The pic. above was the famous Blizzard of ’78. On January 26, 1978, Grand Rapids had about 15″ of snow in 15 hours, along with 40 mph wind gusts that blew the snow into gigantic drifts. I stood on a natural snowdrift that was approximately 14 feet high. After that storm, we had the coldest February ever and the 5th coldest March. The coldest back-back-back winters ever in West Michigan were the winters from 1976-1979. In the winter of 1976-77, we had the coldest winter we’ve had in the last +100 years. That January it snowed in Miami, Florida for the first and only time ever. Grand Rapids went 45 days without getting above freezing. In the winter of 1977-78 we had the great blizzard. In the winter of 1978-79 we had record ice on Lake Michigan and I had to shovel the roof of my house. After I shoveled the roof off…I walked off the roof and onto the snow pile.
First thing to note is that not much has changed since last winter…so we start with a good look at what we had last year. September 2018 was 3.3° warmer than average….and September 2019 was 3.5° warmer than average. September 2018 had above average rainfall, much of which came after Sept. 20. September 2019 had above average rainfall, much of which came after September 22. Both Sept. 2018 and Sept. 2019 had below average sunshine.
The first 11 days of Oct. 2018 were warmer than average. Then the rest of the month was a little colder than average. Again we had above average rainfall. We’ve had quite the head start, so it’s likely that Oct. 2019 will also have above average rainfall.
“Winter” came Nov. 9 – we had a 5″ snowfall on the 9th-10th and 21 of the last 24 days of November were colder than average. We ended the month with over 14″ of snow and 5.5° colder than average. We had only 8.9% of possible sunshine in Nov. 2018.
Then someone turned off the snow. We had only 3.2″ of snow in December and 1.6″ from Jan. 1-18. The second half of winter was “WINTER”. We got nearly 29″ of snow in the last 12 days of January and it got cold…REALLY cold. The “polar vortex” paid us a visit. We had an 8-day stretch at the end of the month when it never got to 20° – highlighted by HIGH temperatures of +2 on the 29th and +4 on the 30th. The snow kept coming and we ended the season with 81.3″ of snow. Ever month from January to June was colder than average.
Here’s the Oct. 3 Sea-Surface Temperature Anomaly Map (difference from average). Most of the oceans in the Northern Hemisphere are warmer than average and much of the ocean area of the Southern Hemisphere is colder than average. The cold water off S. America is moving north and trying to replace the El Nino (warmer than average water temperatures along the Equator west of S. America) with a La Nina (colder than average water along the Equator west of S. America.

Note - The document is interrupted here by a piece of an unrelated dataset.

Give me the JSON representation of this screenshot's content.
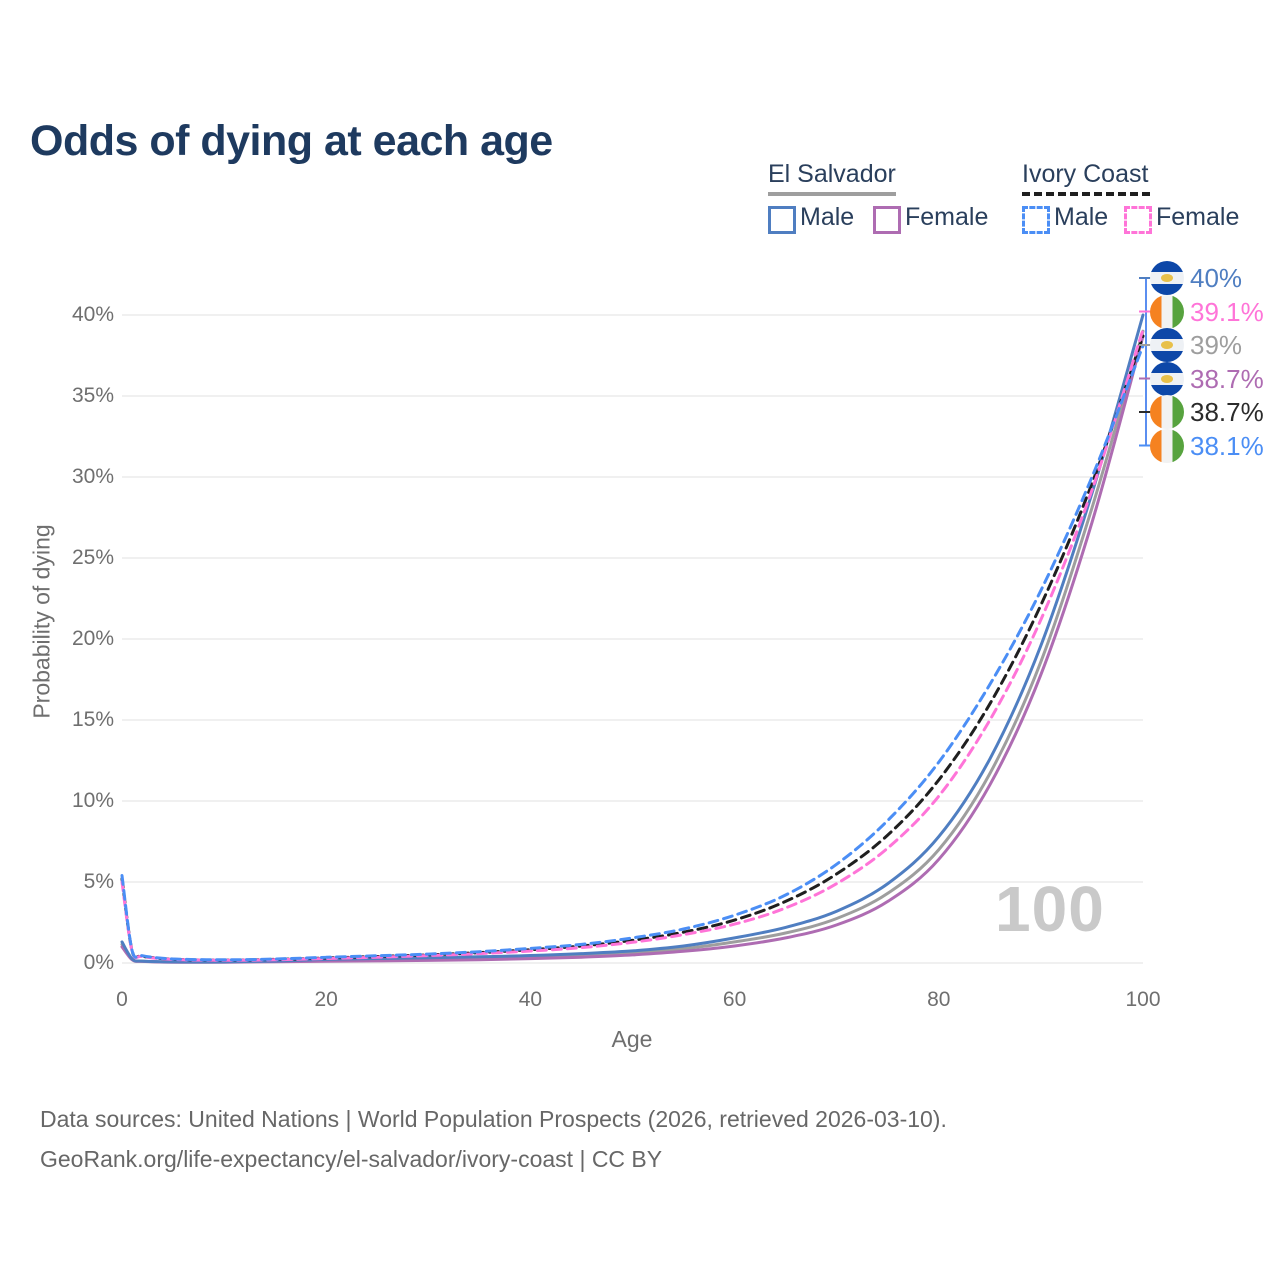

Note the warmer than average water south of Alaska and east of the U.S. By the way, you can see a couple of hurricane tracks where the storms have churned up some colder water from below the surface.
Upper level ridges tend to occur in the mean where there is warm(er than average) water. Here’s a typical winter pattern when there is a ridge in the Gulf of Alaska. The jet goes way north up into Alaska – so Alaska has a warm winter. Then the jet plunges down into the N. Rockies and Plains, allowing lots of cold air to reach the northern U.S. Often, heavier precipitation occurrs from the Ohio Valley into the S. Great Lakes.
Here’s a graph of N. Hemisphere ice cover. We reached a minimum ice cover this year on Sept. 17 – a few days earlier than average. The ice extent is greater than the lean year of 2012, but below the 10-year average.
Here’s North American snow cover. Look at the snow that was on the ground Thursday AM just north of Lake Superior…also in N. Dakota and Montana. That’s where that jet can bring cold air in a pattern like this. We’ll continue to closely watch the snow cover over the next month.
When I was on vacation last week in NE Wisconsin, I saw dozens of flocks (skeins) of geese flying south in their characteristic V formations. Native Americans watched for migrating birds and knew that they were reacting to the snow and cold building up farther north.
We also look at the buildup of snow in Asia. In general, the more snow there is in Siberia and E. Asia in late October…the more snow and cold we see in the Great Lakes (moreso in the 2nd half of winter.).
I also looked at the 10 wettest Septembers we’ve ever had in Grand Rapids to see what the winter was like that followed. One I don’t have data for…so of the 9 years….6 were followed by colder than average winters (and several were really cold and snowy) and 3 were milder than average, but not by a lot.
I’ll continue to do some diggin’ (by that I mean research…not digging snow, I hope). We’ll have the official winter forecast toward late October…but…be advised…a warm and wet pattern in September does NOT mean we’re going to have a warm winter in the Great Lakes.